In our presentation, Rick Davies, Mark Skipper and I showcased EvalC3, an Excel based evaluation tool that enables users to easily identify sets of attributes in a project dataset and to then compare and evaluate the relevance of these attributes to achieving the desired outcome. In other words, it helps answer the question ‘what combination of factors helped bring about the results we observed?’ In the presentation, after we explained what EvalC3 is and gave a live demonstration of how it works, we spoke about our experience using it to analyze real data from a UNICEF funded War Child UK project in Afghanistan–a project that helps children who have been deported back to Afghanistan from Iran.

Our team first learned of EvalC3 when, upon returning from a trip to our Afghanistan country programme, we discussed how our M&E team in Afghanistan uses Excel for storing and analysing data but is not able to use the software to explore or evaluate complex causal configurations. We reached out to Rick with this issue, and he introduced us to EvalC3. It sounded like the solution to our problem, and our M&E officer in Afghanistan decided to test it by using it to dig deeper into an Excel database he’d created to store data on one thousand children who were registered when they were deported to Afghanistan.  
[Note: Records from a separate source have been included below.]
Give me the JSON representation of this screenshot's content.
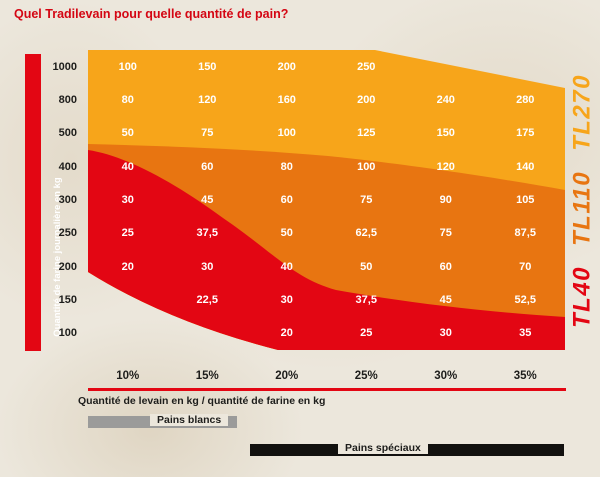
{
  "title": "Quel Tradilevain pour quelle quantité de pain?",
  "axes": {
    "y_label": "Quantité de farine journalière en kg",
    "x_label": "Quantité de levain en kg / quantité de farine en kg"
  },
  "products": [
    {
      "name": "TL40",
      "color": "#e30613"
    },
    {
      "name": "TL110",
      "color": "#e87511"
    },
    {
      "name": "TL270",
      "color": "#f7a51a"
    }
  ],
  "legend": [
    {
      "label": "Pains blancs",
      "color": "#9b9b9a"
    },
    {
      "label": "Pains spéciaux",
      "color": "#12110f"
    }
  ],
  "chart_data": {
    "type": "heatmap",
    "title": "Quel Tradilevain pour quelle quantité de pain?",
    "y_label": "Quantité de farine journalière en kg",
    "x_label": "Quantité de levain en kg / quantité de farine en kg",
    "y_categories": [
      "1000",
      "800",
      "500",
      "400",
      "300",
      "250",
      "200",
      "150",
      "100"
    ],
    "x_categories": [
      "10%",
      "15%",
      "20%",
      "25%",
      "30%",
      "35%"
    ],
    "cell_values": [
      [
        "100",
        "150",
        "200",
        "250",
        null,
        null
      ],
      [
        "80",
        "120",
        "160",
        "200",
        "240",
        "280"
      ],
      [
        "50",
        "75",
        "100",
        "125",
        "150",
        "175"
      ],
      [
        "40",
        "60",
        "80",
        "100",
        "120",
        "140"
      ],
      [
        "30",
        "45",
        "60",
        "75",
        "90",
        "105"
      ],
      [
        "25",
        "37,5",
        "50",
        "62,5",
        "75",
        "87,5"
      ],
      [
        "20",
        "30",
        "40",
        "50",
        "60",
        "70"
      ],
      [
        null,
        "22,5",
        "30",
        "37,5",
        "45",
        "52,5"
      ],
      [
        null,
        null,
        "20",
        "25",
        "30",
        "35"
      ]
    ],
    "zones": [
      {
        "product": "TL270",
        "color": "#f7a51a",
        "area": "top (large levain quantities)"
      },
      {
        "product": "TL110",
        "color": "#e87511",
        "area": "middle diagonal band"
      },
      {
        "product": "TL40",
        "color": "#e30613",
        "area": "bottom-left (small levain quantities)"
      }
    ],
    "legend": [
      {
        "label": "Pains blancs",
        "range": "10%–20%"
      },
      {
        "label": "Pains spéciaux",
        "range": "20%–35%"
      }
    ]
  }
}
Rick, Hosain Hashmi (our M&E Officer in Afghanistan) and I formed a working group on Skype to test drive EvalC3. First, we needed to clean the data. To do this, we asked our social workers to contact the children and their caretakers to collect important missing data. Missing data is a common problem when collecting data in fragile and conflict affected contexts like those where War Child works. Fortunately, we found that EvalC3 algorithms can work with some missing data, with the tradeoff being slightly less accurate measures of model performance. Compare this to other algorithms (like Quine-McCluskey used in QCA) which do not work at all if the data is missing for some variables. We also had to reduce the number of dimensions we used. If we did not, there could be millions of combinations that could be possible outcome predictors, and an algorithm could not search all of these possibilities in a reasonable span of time. This exercise spoke to M. A. Munson’s theory that “model building only consumes 14% of the time spent on a typical [data mining] project; the remaining time is spent on the pre and post processing steps”.

With a few weeks of work on the available dataset of children deported from Iran, we found that the children who are most likely to go back to Iran for economic purposes are mainly the children who:

  • Are living with friends (instead of with. relatives/caretakers)
  • Had not been doing farming work when they were in Iran
  • Had not completed 3 months vocational training
  • Are from adult headed households (instead of from child headed households).

As the project is still ongoing, we will continue to  investigate the cases covered by the model described here in order to better understand the causal mechanisms at work.

This experience of using EvalC3 encouraged War Child to refine the data it routinely collects with a view to developing a better understanding of where War Child interventions help or don’t help. The in-depth data-mining process and analysis conducted by the national M&E Officer and programmes team resulted in improved understanding of the results we can achieve by analyzing quality data.  EvalC3 is a user-friendly evaluation tool that is not only useful in improving current programmes but also designing new and evidence based programmes.